After reporting a profitable second quarter, edtech company PhysicsWallah expects to repeat the performance in the third quarter as well, and is projecting full-year profitability by FY27. This would come on the back of newer online categories scaling up and reaching profitability levels similar to older categories, cofounder and chief executive Alakh Pandey said on Tuesday.

“We want to grow sustainably. You will see improvements in both revenue and profitability as we scale.

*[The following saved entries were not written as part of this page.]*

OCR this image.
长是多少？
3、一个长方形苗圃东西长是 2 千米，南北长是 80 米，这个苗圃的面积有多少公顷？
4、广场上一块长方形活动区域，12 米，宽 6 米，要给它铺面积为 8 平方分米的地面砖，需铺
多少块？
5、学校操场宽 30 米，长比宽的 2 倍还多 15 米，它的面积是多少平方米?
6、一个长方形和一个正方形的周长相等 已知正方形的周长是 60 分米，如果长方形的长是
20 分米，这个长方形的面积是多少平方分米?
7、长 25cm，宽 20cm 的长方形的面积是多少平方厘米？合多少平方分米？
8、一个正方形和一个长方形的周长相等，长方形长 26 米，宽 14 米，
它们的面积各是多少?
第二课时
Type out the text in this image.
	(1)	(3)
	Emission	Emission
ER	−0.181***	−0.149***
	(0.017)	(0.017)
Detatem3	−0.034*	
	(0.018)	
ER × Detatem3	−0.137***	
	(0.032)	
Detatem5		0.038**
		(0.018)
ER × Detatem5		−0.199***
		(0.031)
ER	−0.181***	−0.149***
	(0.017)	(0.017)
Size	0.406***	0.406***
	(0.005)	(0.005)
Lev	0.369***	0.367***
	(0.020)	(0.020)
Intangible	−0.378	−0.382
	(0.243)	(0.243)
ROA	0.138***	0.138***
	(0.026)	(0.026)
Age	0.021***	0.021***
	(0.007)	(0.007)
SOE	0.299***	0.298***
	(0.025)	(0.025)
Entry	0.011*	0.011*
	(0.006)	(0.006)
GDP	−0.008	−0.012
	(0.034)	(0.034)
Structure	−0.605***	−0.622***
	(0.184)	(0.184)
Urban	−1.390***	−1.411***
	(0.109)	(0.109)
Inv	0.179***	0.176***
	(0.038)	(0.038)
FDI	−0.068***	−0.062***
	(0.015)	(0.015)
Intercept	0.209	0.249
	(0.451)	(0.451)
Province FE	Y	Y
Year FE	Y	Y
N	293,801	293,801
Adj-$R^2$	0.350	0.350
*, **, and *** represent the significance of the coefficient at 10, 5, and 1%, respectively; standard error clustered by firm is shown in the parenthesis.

Both numbers will rise over the next three to four years because the total addressable market is huge,” Pandey told analysts during a post-earnings call.

The Noida-based company reported a 26 per cent year-on-year increase in operating revenue to ₹1,051 crore for the July-September period in its first quarterly results as a public company. It also posted a 70 per cent increase in net profit to ₹70 crore. The online channel continues to be the primary driver of scale, accounting for more than 90 per cent of total enrolment.

Currently, the company’s revenue is almost evenly divided between its online and offline channels. In the test-prep segment, it competes with Aakash Institute, Allen Career Institute and Unacademy.

PhysicsWallah expects growth to come from mass-market segments, including state boards, foundation courses and content in regional languages. Earlier ET had reported that PW plans to double down on its offline network and diversify into new geographies, particularly in the South.

The edtech company has widened its portfolio to 13 categories, adding new segments such as UPSC, GATE, CUET, foundation courses and government exam prep, reducing its dependence on JEE and NEET. JEE and NEET, which together accounted for 38 per cent of enrolments in H1 FY25, dropped to 35 per cent in H1 FY26.

“New exam categories are growing rapidly. In terms of JEE and NEET growth rates, we have gained strong market share in the Hindi heartland. We are also expanding quickly in Central India and Southern India,” Pandey said.

In its shareholder letter, the company said its core operating levers both online and offline include expanding into high-potential markets, and enhancing operational efficiency at scale.

The company listed on stock exchanges on November 18, after a ₹3,480 crore initial public offering. It raised ₹3,100 crore in primary capital through the IPO.